You see, my Dad lived in Samoa for two years between the formative ages of 19 and 21. He was here as a missionary, preaching the gospel of Jesus Christ.
He told me stories about this place. Taught me songs and words from the Samoan language. I used to sift through his box of Samoan treasures often, pressing my hand respectfully into the smooth Ava bowl, holding the shells to my ear, studying the pattern on the tapa cloth, and tying on lava lavas. It was his amazing pictures of this place that got me interested in photography. I learned the ins and outs of photography using the sturdy vintage SLR he brought with him here.
My Dad’s parents kept a coconut he mailed them on their mantle. I can still see it there, with the stamp pressed on its husk, their address printed on its surface in my Dad’s tiny, deliberate handwriting.
To me, Samoa was as significant a country as China or Russia.
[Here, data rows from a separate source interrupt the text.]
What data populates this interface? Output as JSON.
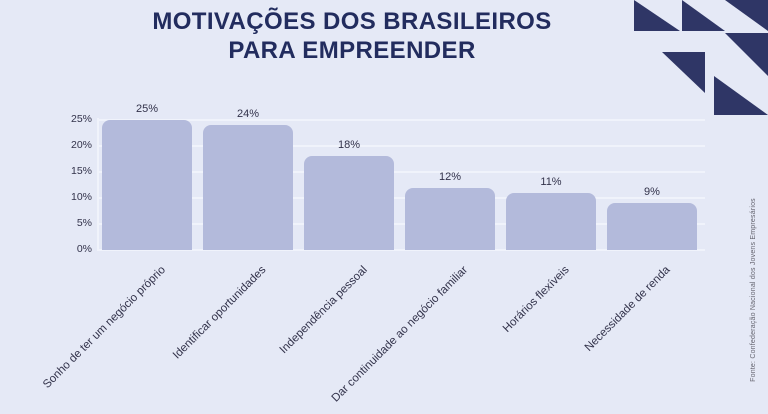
{
  "title": {
    "line1": "MOTIVAÇÕES DOS BRASILEIROS",
    "line2": "PARA EMPREENDER"
  },
  "source": "Fonte: Confederação Nacional dos Jovens Empresários",
  "colors": {
    "background": "#e5e9f6",
    "bar": "#b3badb",
    "navy": "#222c5e",
    "pattern": "#2f3666",
    "grid": "#f0f3fb",
    "label": "#32324a",
    "source_text": "#64646f"
  },
  "chart_data": {
    "type": "bar",
    "title": "MOTIVAÇÕES DOS BRASILEIROS PARA EMPREENDER",
    "categories": [
      "Sonho de ter um negócio próprio",
      "Identificar oportunidades",
      "Independência pessoal",
      "Dar continuidade ao negócio familiar",
      "Horários flexíveis",
      "Necessidade de renda"
    ],
    "values": [
      25,
      24,
      18,
      12,
      11,
      9
    ],
    "value_labels": [
      "25%",
      "24%",
      "18%",
      "12%",
      "11%",
      "9%"
    ],
    "y_ticks": [
      "25%",
      "20%",
      "15%",
      "10%",
      "5%",
      "0%"
    ],
    "ylim": [
      0,
      25
    ],
    "grid": "horizontal",
    "legend": "none",
    "xlabel": "",
    "ylabel": ""
  }
}
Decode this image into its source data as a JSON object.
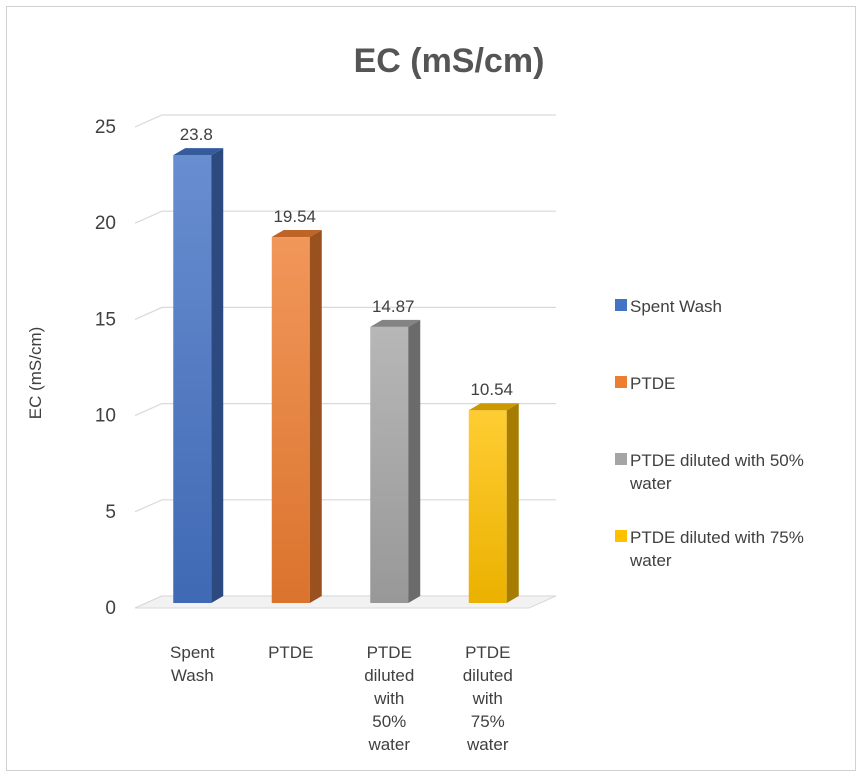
{
  "chart_data": {
    "type": "bar",
    "title": "EC (mS/cm)",
    "ylabel": "EC (mS/cm)",
    "xlabel": "",
    "ylim": [
      0,
      25
    ],
    "yticks": [
      0,
      5,
      10,
      15,
      20,
      25
    ],
    "grid": true,
    "legend_position": "right",
    "categories": [
      "Spent Wash",
      "PTDE",
      "PTDE diluted with 50% water",
      "PTDE diluted with 75% water"
    ],
    "category_label_lines": [
      [
        "Spent",
        "Wash"
      ],
      [
        "PTDE"
      ],
      [
        "PTDE",
        "diluted",
        "with",
        "50%",
        "water"
      ],
      [
        "PTDE",
        "diluted",
        "with",
        "75%",
        "water"
      ]
    ],
    "values": [
      23.8,
      19.54,
      14.87,
      10.54
    ],
    "data_labels": [
      "23.8",
      "19.54",
      "14.87",
      "10.54"
    ],
    "colors": [
      "#4472c4",
      "#ed7d31",
      "#a5a5a5",
      "#ffc000"
    ],
    "legend_entries": [
      {
        "label_lines": [
          "Spent Wash"
        ],
        "color": "#4472c4"
      },
      {
        "label_lines": [
          "PTDE"
        ],
        "color": "#ed7d31"
      },
      {
        "label_lines": [
          "PTDE diluted with 50%",
          "water"
        ],
        "color": "#a5a5a5"
      },
      {
        "label_lines": [
          "PTDE diluted with 75%",
          "water"
        ],
        "color": "#ffc000"
      }
    ]
  }
}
Even more so. I had no understanding of population sizes or power. I was captivated by this place. It must be terribly important to everyone else as well. This is how my children feel about Spain, the country where their daddy served a mission.
Like Spain transformed Jared, Samoa transformed my father. It became a part of who he is and therefore a part of all his children.
I wonder what parts of him thread back to this place. His generosity has a Samoan feel to it. His way of saying a lot with a few words is something I see here all the time. He has a steady gentleness to him, my Dad. I feel it in the waves here. I think of him every time I step outside. There simply must have been something about this place that my Dad needed, to become who he is. So the tides brought him here to become it.
I must need it too. How else do you explain that I ended up, of all the places in the world, right here, washed upon the same shores, walking under the same coconut trees?
Dad was here more than 35 years ago. But it feels strangely like we’re here at the same time. I’ll be out on a street and turn around, suddenly, expecting to see him. The money here never leaves—coins from the 1960s and 1970s are still circulating. I swear I can see his finger prints on them. Isn’t that him sitting behind me on the old rickety bus? I turn around. No. It was just a feeling.
I know he’s at home 7,000 miles away, dealing with a life 10 children and several decades have loaded on his shoulders. But he’s here with me too. You see, the circles of our lives have overlapped. In this spiral shell he’s just one turn ahead of me. I can reach up and feel the step of his young self on the ceiling. I hear his muffled echo.
And I imagine him pausing, back in 1973, in the market buying bananas or walking through a village, because it feels like someone he knows just passed by. He’s sitting watching the waves crash against the black cliffs and wondering why he doesn’t feel alone. He doesn’t know me yet. But I’m already a part of him.
He’ll circle away from Samoa and toward me. And then I’ll circle away from him and toward Samoa. Life is spiraling us around in a beautiful, simple dance.
I’ve always been captivated by spiral shells.